First, and perhaps most simply, if you only have one or two NPCs, then they’re more likely to be the worst kind of NPCs: Elminster style blunt instruments used to beat the players down the path chosen by the GM.
Beyond that though, NPCs are important because they are the anchor points for motivations. Consider almost any motivation powerful enough to drive a character in play, and try to imagine how that works without other characters. Even seemingly internal goals, like growing stronger, need people to be tested against. Enemies provide competition and anger. Allies provide opportunity to prove yourself and sympathy. More complicated relationships spawn more complicated inspiration.
NPCs also provide handles for players to grab onto when they are looking for direction. It’s not uncommon for players to find themselves at loose ends, either between adventures or at a point of frustration, and having NPCs on top of mind give an easy way to address that. Enemies can be pursued, allies can be consulted – for players, a known NPC is like a door in a dungeon room. They can open it at their leisure.
They also provide a point of comparison. NPCs can give a sense of how the world works, and give the players a sense of how they’re doing. Fighting someone once doesn’t tell you much, but fight them twice, and you have a story. Admittedly, this is a dangerous point, since this element of NPCs also contains the “Drizzt will always kick your ass” school of thought, but it’s an unfortunate possibility, not a necessity.
So, here’s the thing. I just spend some number of words defending the necessity of NPCs, which seems like it should be utterly necessary. Every GM knows this, after all – NPCs are one of the key building blocks of the world. Your game is, I do not doubt, utterly teaming with NPCs. You could probably name a dozen without even checking your notes.
But that’s why the litmus test isn’t about you. The number of NPCs you _have_ in the game is almost irrelevant. What matters is how many NPCs in your game have registered on your player’s radar as anything more than “That guy from that one thing that time.” No matter how crystal clear your NPCs are to you, if they’re not in your players’ minds, they’re not helping the game.
[back] 1 – I’m leaving out the very important question of how many of these roles can be filled by other PCs for the simple reason that it’s a bit of a doozy.
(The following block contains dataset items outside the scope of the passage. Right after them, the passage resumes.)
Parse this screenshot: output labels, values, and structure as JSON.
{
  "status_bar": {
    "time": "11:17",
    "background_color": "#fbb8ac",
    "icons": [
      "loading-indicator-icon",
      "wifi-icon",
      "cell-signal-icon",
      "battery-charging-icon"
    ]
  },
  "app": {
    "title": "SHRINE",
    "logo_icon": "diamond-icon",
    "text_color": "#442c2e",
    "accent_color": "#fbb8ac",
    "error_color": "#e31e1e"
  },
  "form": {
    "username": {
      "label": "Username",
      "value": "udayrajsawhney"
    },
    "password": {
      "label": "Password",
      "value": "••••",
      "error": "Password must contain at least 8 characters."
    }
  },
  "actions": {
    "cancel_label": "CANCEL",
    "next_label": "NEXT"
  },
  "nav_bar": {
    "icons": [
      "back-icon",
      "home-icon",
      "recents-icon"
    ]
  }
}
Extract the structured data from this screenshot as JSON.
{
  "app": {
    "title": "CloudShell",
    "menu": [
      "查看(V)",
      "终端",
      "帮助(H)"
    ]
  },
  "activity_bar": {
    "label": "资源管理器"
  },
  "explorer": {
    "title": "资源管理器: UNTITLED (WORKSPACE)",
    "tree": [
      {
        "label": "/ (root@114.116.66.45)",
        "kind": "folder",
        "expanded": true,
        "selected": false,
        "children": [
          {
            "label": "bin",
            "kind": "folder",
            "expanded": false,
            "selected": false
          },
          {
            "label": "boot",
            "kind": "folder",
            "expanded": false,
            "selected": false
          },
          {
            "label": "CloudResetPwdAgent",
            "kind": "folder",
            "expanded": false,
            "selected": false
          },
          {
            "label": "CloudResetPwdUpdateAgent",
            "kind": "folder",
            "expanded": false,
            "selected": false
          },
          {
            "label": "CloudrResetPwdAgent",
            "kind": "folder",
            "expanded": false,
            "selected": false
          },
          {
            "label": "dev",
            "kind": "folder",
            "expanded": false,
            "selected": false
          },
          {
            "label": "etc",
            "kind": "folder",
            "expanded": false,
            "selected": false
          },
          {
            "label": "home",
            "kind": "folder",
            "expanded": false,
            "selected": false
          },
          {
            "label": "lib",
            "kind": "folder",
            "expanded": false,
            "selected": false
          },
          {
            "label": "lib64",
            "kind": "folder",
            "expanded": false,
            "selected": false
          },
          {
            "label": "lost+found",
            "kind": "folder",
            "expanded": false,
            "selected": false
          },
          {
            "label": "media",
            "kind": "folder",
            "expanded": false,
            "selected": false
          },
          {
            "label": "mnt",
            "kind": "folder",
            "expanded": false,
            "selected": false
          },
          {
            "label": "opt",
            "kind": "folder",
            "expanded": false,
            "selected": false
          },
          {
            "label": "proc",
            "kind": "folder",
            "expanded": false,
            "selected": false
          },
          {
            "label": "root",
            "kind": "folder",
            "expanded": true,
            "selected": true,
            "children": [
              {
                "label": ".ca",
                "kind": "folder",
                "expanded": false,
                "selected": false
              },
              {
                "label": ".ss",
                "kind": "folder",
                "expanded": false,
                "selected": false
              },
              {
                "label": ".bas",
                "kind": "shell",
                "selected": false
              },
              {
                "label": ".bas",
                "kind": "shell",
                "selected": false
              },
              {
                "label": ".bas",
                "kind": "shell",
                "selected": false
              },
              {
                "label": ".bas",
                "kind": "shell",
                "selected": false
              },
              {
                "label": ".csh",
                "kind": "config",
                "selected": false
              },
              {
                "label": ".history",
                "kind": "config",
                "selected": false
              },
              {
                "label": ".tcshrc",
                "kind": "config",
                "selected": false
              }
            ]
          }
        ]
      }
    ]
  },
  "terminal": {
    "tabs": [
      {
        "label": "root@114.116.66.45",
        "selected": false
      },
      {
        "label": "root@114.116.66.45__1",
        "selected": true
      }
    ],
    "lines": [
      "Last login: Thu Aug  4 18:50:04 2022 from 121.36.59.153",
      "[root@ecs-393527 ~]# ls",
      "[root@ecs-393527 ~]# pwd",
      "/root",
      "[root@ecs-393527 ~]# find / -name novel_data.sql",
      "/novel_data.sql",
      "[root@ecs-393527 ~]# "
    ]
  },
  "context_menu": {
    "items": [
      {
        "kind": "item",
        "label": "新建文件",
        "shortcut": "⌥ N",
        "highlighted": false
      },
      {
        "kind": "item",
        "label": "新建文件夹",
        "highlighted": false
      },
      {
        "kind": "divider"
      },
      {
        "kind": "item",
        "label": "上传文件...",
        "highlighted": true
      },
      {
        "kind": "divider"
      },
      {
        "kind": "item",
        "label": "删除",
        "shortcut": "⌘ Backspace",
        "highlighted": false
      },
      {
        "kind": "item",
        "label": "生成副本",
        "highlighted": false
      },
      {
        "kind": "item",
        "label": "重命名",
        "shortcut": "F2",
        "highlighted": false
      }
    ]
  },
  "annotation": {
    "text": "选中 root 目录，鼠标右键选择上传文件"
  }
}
Short answer, yes, other PCs can fill a lot of these roles, but it creates a very different feel for play. Whether that’s a good or bad thing is uterly a function of taste.
[back] 2 – This is, of course, also true of almost every other plot element. I’ve known far too many GMs to gnash their teeth at their players ‘not wanting to role-play’ because they don’t realize that they haven’t actually provided anything to role-play *with*.